The guide is winding up and I’ve ground to a halt by the lake.
Time for refreshments. There’s a decent Bletchley Park café, called Hut 4, tucked in next to the manor house. Hut 4 has adopted the National Trust template for refreshing the general public: spacious and well-presented, it serves hot meals, lush cakes and muffins, delicious soups – I opt for the carrot and coriander – and ready-made sandwiches. There’s not much food-wise around Bletchley, so Hut 4 than takes up the slack.
The self-guided tour takes about an hour and a half. You can either combine it with a visit to TNMOC – where you'll see those Colossus and Tunny rebuilds – or rejoin the world back in Milton Keynes (the next train stop north) and head back to London Euston in less than an hour. You could also pop over to Oxford and Cambridge, where many of the brains for Bletchley including Turing were recruited at the start of the war.
If you want to stay in the area, there’s plenty of places to stay, visit and shop at in Milton Keynes and cities of Oxford and Cambridge. If you want to stay local, though, there’s the Bletchley Park B&B.
Bletchley has a challenge. Fans of British tech will likely feel they know about the Bletchley story. Everybody else will overlook Bletchley's role in WWII thanks to the legacy of the Official Secrets Act and that dominant narrative.
But the self-guided tour changes this. It sheds new light on familiar chapters in the war and the surprising role Bletchley Park played. Moreover, the guide helps put names and faces to the people behind the more familiar Turing and behind the mighty Colossi – people without whom Bletchley couldn't have functioned as it did.
My advice: go to Bletchley and plug in. ®
GPS
51.997367,-0.742911
Postcode
MK3 6EB
Getting there
By train: between 30-50 minutes from London Euston to Bletchley. By car: between the A5 and A421, north of London.
Entry
Winter opening: 1 November to 28 February, 9.30am to 4.00pm.
Summer opening: 1 March to 31 October, 9.30am to 5.00pm.
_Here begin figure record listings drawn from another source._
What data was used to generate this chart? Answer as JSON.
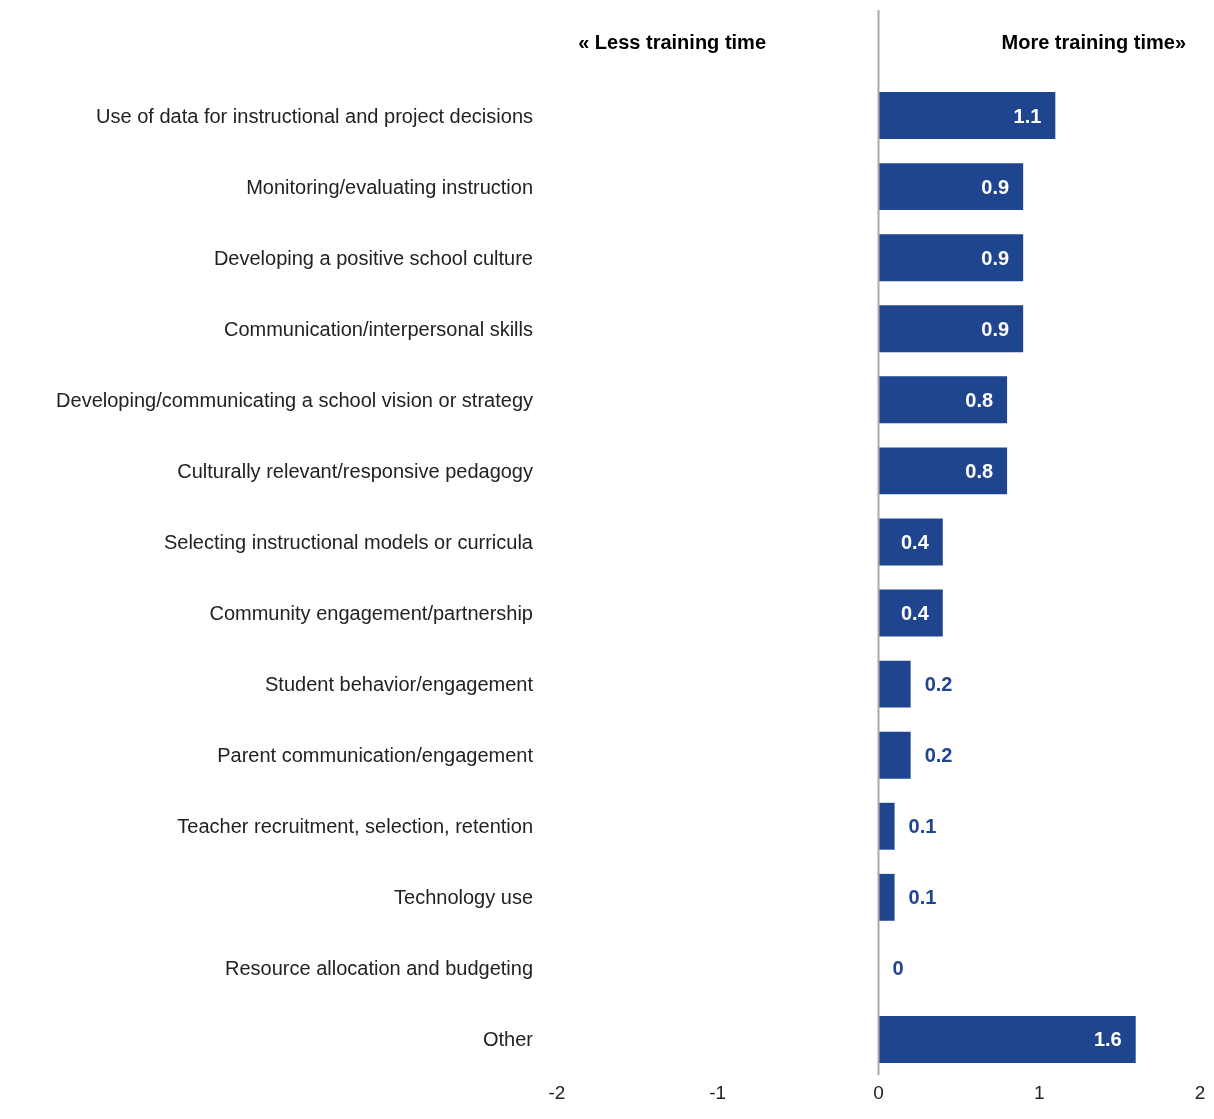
{
  "chart_data": {
    "type": "bar",
    "orientation": "horizontal",
    "categories": [
      "Use of data for instructional and project decisions",
      "Monitoring/evaluating instruction",
      "Developing a positive school culture",
      "Communication/interpersonal skills",
      "Developing/communicating a school vision or strategy",
      "Culturally relevant/responsive pedagogy",
      "Selecting instructional models or curricula",
      "Community engagement/partnership",
      "Student behavior/engagement",
      "Parent communication/engagement",
      "Teacher recruitment, selection, retention",
      "Technology use",
      "Resource allocation and budgeting",
      "Other"
    ],
    "values": [
      1.1,
      0.9,
      0.9,
      0.9,
      0.8,
      0.8,
      0.4,
      0.4,
      0.2,
      0.2,
      0.1,
      0.1,
      0,
      1.6
    ],
    "color": "#1f458f",
    "xlim": [
      -2,
      2
    ],
    "xticks": [
      -2,
      -1,
      0,
      1,
      2
    ],
    "data_labels": true,
    "annotations": [
      "« Less training time",
      "More training time»"
    ]
  }
}
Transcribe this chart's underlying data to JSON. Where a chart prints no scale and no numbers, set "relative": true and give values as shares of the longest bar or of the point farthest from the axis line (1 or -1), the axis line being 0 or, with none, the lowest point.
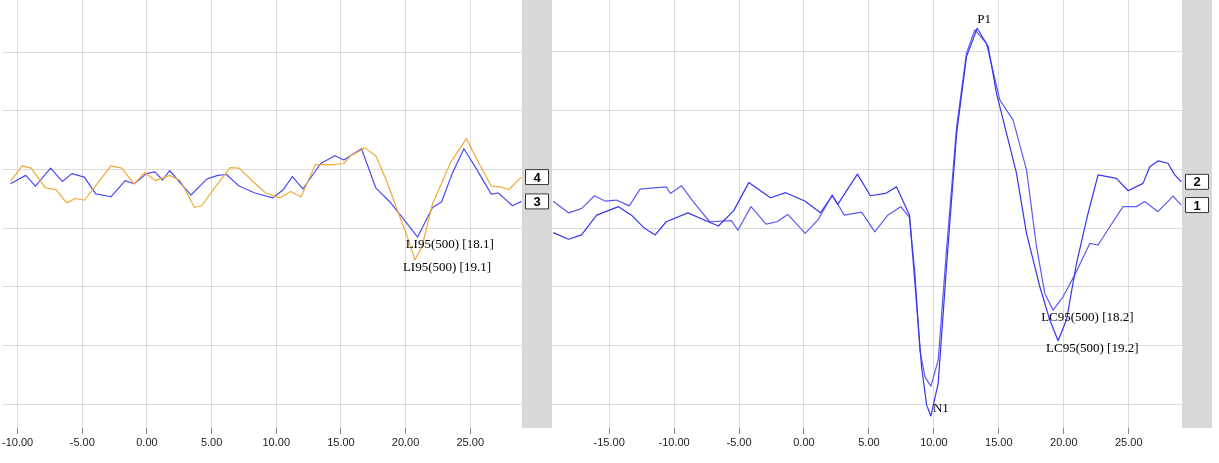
{
  "chart_data": [
    {
      "type": "line",
      "relative": true,
      "grid": true,
      "xlim": [
        -11.15,
        29.0
      ],
      "xticks": [
        {
          "value": -10,
          "label": "-10.00"
        },
        {
          "value": -5,
          "label": "-5.00"
        },
        {
          "value": 0,
          "label": "0.00"
        },
        {
          "value": 5,
          "label": "5.00"
        },
        {
          "value": 10,
          "label": "10.00"
        },
        {
          "value": 15,
          "label": "15.00"
        },
        {
          "value": 20,
          "label": "20.00"
        },
        {
          "value": 25,
          "label": "25.00"
        }
      ],
      "series": [
        {
          "name": "4",
          "color": "#f2a93b",
          "x": [
            -10.55,
            -9.65,
            -8.95,
            -7.85,
            -7.03,
            -6.21,
            -5.52,
            -4.84,
            -3.88,
            -2.78,
            -1.95,
            -0.99,
            -0.16,
            0.66,
            1.76,
            2.58,
            3.68,
            4.23,
            5.33,
            6.43,
            7.12,
            8.08,
            9.18,
            10.28,
            11.1,
            11.92,
            13.02,
            14.39,
            15.22,
            15.77,
            16.87,
            17.69,
            18.52,
            19.34,
            20.16,
            20.72,
            21.26,
            22.08,
            23.46,
            24.7,
            25.66,
            26.62,
            27.31,
            27.99,
            28.95
          ],
          "values": [
            0.852,
            0.906,
            0.898,
            0.83,
            0.824,
            0.778,
            0.793,
            0.787,
            0.842,
            0.906,
            0.898,
            0.844,
            0.882,
            0.855,
            0.873,
            0.855,
            0.762,
            0.768,
            0.836,
            0.9,
            0.898,
            0.857,
            0.812,
            0.795,
            0.817,
            0.799,
            0.91,
            0.91,
            0.914,
            0.941,
            0.968,
            0.941,
            0.855,
            0.756,
            0.657,
            0.581,
            0.626,
            0.774,
            0.916,
            1,
            0.916,
            0.836,
            0.833,
            0.824,
            0.867
          ]
        },
        {
          "name": "3",
          "color": "#4b4bf5",
          "x": [
            -10.55,
            -9.37,
            -8.62,
            -7.45,
            -6.54,
            -5.8,
            -4.84,
            -3.96,
            -2.78,
            -1.68,
            -0.99,
            -0.03,
            0.61,
            1.21,
            1.76,
            3.41,
            4.65,
            5.47,
            6.15,
            7.12,
            8.35,
            9.72,
            10.55,
            11.24,
            12.06,
            13.43,
            14.53,
            15.22,
            16.59,
            17.69,
            18.79,
            19.89,
            20.93,
            22.08,
            22.78,
            23.6,
            24.51,
            25.52,
            26.62,
            27.17,
            28.27,
            28.95
          ],
          "values": [
            0.844,
            0.873,
            0.836,
            0.898,
            0.852,
            0.879,
            0.867,
            0.809,
            0.799,
            0.855,
            0.844,
            0.879,
            0.885,
            0.857,
            0.889,
            0.805,
            0.861,
            0.873,
            0.876,
            0.836,
            0.812,
            0.795,
            0.824,
            0.869,
            0.826,
            0.914,
            0.941,
            0.926,
            0.965,
            0.83,
            0.781,
            0.719,
            0.66,
            0.762,
            0.781,
            0.879,
            0.965,
            0.892,
            0.808,
            0.812,
            0.768,
            0.783
          ]
        }
      ],
      "annotations": [
        {
          "text": "LI95(500) [18.1]",
          "x": 20.93,
          "y": 0.66
        },
        {
          "text": "LI95(500) [19.1]",
          "x": 20.72,
          "y": 0.581
        }
      ]
    },
    {
      "type": "line",
      "relative": true,
      "grid": true,
      "xlim": [
        -19.4,
        29.1
      ],
      "xticks": [
        {
          "value": -15,
          "label": "-15.00"
        },
        {
          "value": -10,
          "label": "-10.00"
        },
        {
          "value": -5,
          "label": "-5.00"
        },
        {
          "value": 0,
          "label": "0.00"
        },
        {
          "value": 5,
          "label": "5.00"
        },
        {
          "value": 10,
          "label": "10.00"
        },
        {
          "value": 15,
          "label": "15.00"
        },
        {
          "value": 20,
          "label": "20.00"
        },
        {
          "value": 25,
          "label": "25.00"
        }
      ],
      "series": [
        {
          "name": "2",
          "color": "#3535f2",
          "x": [
            -19.3,
            -18.13,
            -17.13,
            -15.96,
            -14.28,
            -13.28,
            -12.28,
            -11.45,
            -10.61,
            -8.94,
            -7.77,
            -6.59,
            -5.42,
            -4.25,
            -2.58,
            -1.41,
            0.09,
            1.26,
            2.17,
            2.6,
            4.11,
            5.11,
            6.28,
            7.12,
            8.12,
            8.54,
            9.05,
            9.44,
            9.77,
            10.33,
            10.97,
            11.75,
            12.51,
            13.33,
            14.18,
            14.82,
            15.59,
            16.36,
            17.13,
            18.15,
            18.92,
            19.56,
            20.21,
            20.98,
            21.87,
            22.64,
            24.05,
            24.95,
            26.1,
            26.62,
            27.25,
            28.02,
            28.54,
            29.05
          ],
          "values": [
            0.473,
            0.456,
            0.467,
            0.518,
            0.54,
            0.518,
            0.484,
            0.467,
            0.501,
            0.524,
            0.507,
            0.49,
            0.529,
            0.602,
            0.563,
            0.576,
            0.554,
            0.524,
            0.568,
            0.546,
            0.624,
            0.568,
            0.574,
            0.591,
            0.518,
            0.342,
            0.127,
            0.028,
            0,
            0.084,
            0.385,
            0.729,
            0.927,
            1,
            0.953,
            0.832,
            0.729,
            0.626,
            0.471,
            0.334,
            0.248,
            0.194,
            0.248,
            0.394,
            0.523,
            0.622,
            0.613,
            0.581,
            0.6,
            0.643,
            0.658,
            0.652,
            0.622,
            0.604
          ]
        },
        {
          "name": "1",
          "color": "#5a5af5",
          "x": [
            -19.31,
            -18.13,
            -17.13,
            -16.13,
            -15.29,
            -14.45,
            -13.45,
            -12.62,
            -10.61,
            -10.28,
            -9.44,
            -8.44,
            -7.26,
            -5.59,
            -5.09,
            -4.08,
            -2.92,
            -2.08,
            -1.25,
            0.09,
            1.1,
            2.17,
            3.1,
            4.44,
            5.45,
            6.45,
            7.45,
            8.12,
            8.54,
            8.92,
            9.31,
            9.77,
            10.33,
            10.97,
            11.75,
            12.51,
            13.15,
            14.05,
            15.08,
            16.1,
            17.13,
            17.9,
            18.54,
            19.18,
            19.95,
            20.85,
            22.0,
            22.64,
            23.54,
            24.56,
            25.59,
            26.23,
            27.25,
            28.41,
            29.05
          ],
          "values": [
            0.554,
            0.524,
            0.535,
            0.568,
            0.554,
            0.557,
            0.542,
            0.585,
            0.591,
            0.574,
            0.594,
            0.549,
            0.501,
            0.504,
            0.479,
            0.54,
            0.495,
            0.501,
            0.52,
            0.471,
            0.507,
            0.57,
            0.518,
            0.526,
            0.475,
            0.518,
            0.54,
            0.512,
            0.368,
            0.17,
            0.101,
            0.077,
            0.144,
            0.428,
            0.746,
            0.936,
            0.996,
            0.961,
            0.815,
            0.763,
            0.635,
            0.437,
            0.316,
            0.273,
            0.308,
            0.364,
            0.445,
            0.441,
            0.488,
            0.54,
            0.54,
            0.553,
            0.527,
            0.567,
            0.544
          ]
        }
      ],
      "annotations": [
        {
          "text": "P1",
          "x": 13.33,
          "y": 1
        },
        {
          "text": "N1",
          "x": 9.77,
          "y": 0
        },
        {
          "text": "LC95(500) [18.2]",
          "x": 19.18,
          "y": 0.273
        },
        {
          "text": "LC95(500) [19.2]",
          "x": 19.56,
          "y": 0.194
        }
      ]
    }
  ]
}
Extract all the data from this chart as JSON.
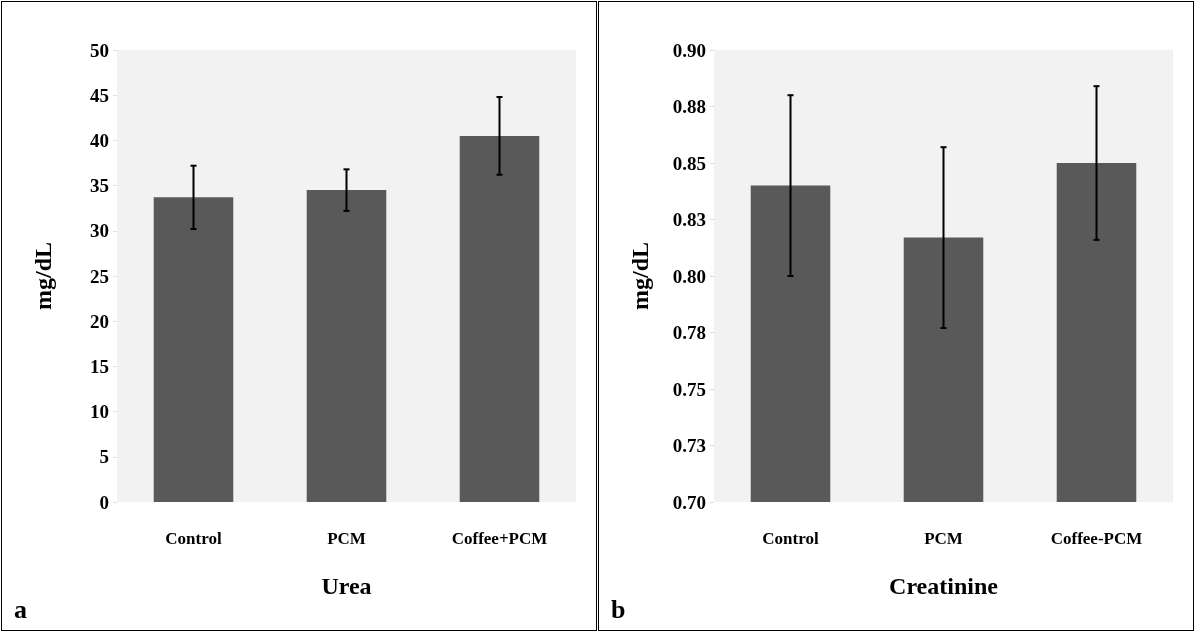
{
  "chart_data": [
    {
      "type": "bar",
      "xlabel": "Urea",
      "ylabel": "mg/dL",
      "categories": [
        "Control",
        "PCM",
        "Coffee+PCM"
      ],
      "values": [
        33.7,
        34.5,
        40.5
      ],
      "errors": [
        3.5,
        2.3,
        4.3
      ],
      "color": "#595959",
      "ylim": [
        0,
        50
      ],
      "yticks": [
        0,
        5,
        10,
        15,
        20,
        25,
        30,
        35,
        40,
        45,
        50
      ],
      "annotations": [
        "a"
      ]
    },
    {
      "type": "bar",
      "xlabel": "Creatinine",
      "ylabel": "mg/dL",
      "categories": [
        "Control",
        "PCM",
        "Coffee-PCM"
      ],
      "values": [
        0.84,
        0.817,
        0.85
      ],
      "errors": [
        0.04,
        0.04,
        0.034
      ],
      "color": "#595959",
      "ylim": [
        0.7,
        0.9
      ],
      "yticks": [
        {
          "value": 0.7,
          "label": "0.70"
        },
        {
          "value": 0.725,
          "label": "0.73"
        },
        {
          "value": 0.75,
          "label": "0.75"
        },
        {
          "value": 0.775,
          "label": "0.78"
        },
        {
          "value": 0.8,
          "label": "0.80"
        },
        {
          "value": 0.825,
          "label": "0.83"
        },
        {
          "value": 0.85,
          "label": "0.85"
        },
        {
          "value": 0.875,
          "label": "0.88"
        },
        {
          "value": 0.9,
          "label": "0.90"
        }
      ],
      "annotations": [
        "b"
      ]
    }
  ]
}
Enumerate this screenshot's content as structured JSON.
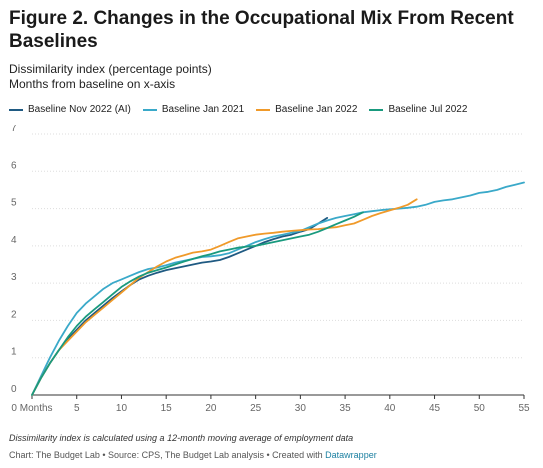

Entrance fee: adults £15, children 12-16 £9, under-12s go free, family tickets £34.
Concessions available.
Visitors to Bletchley Park can visit the Tunny and Colossus at TNMOC. Charges are £2 for the Tunny and Colossus galleries and £5 for the whole museum. The TNMOC Colossus and Tunny galleries are open daily; the rest of TNMOC is open every Thursday, Saturday and Sunday afternoon from 1pm.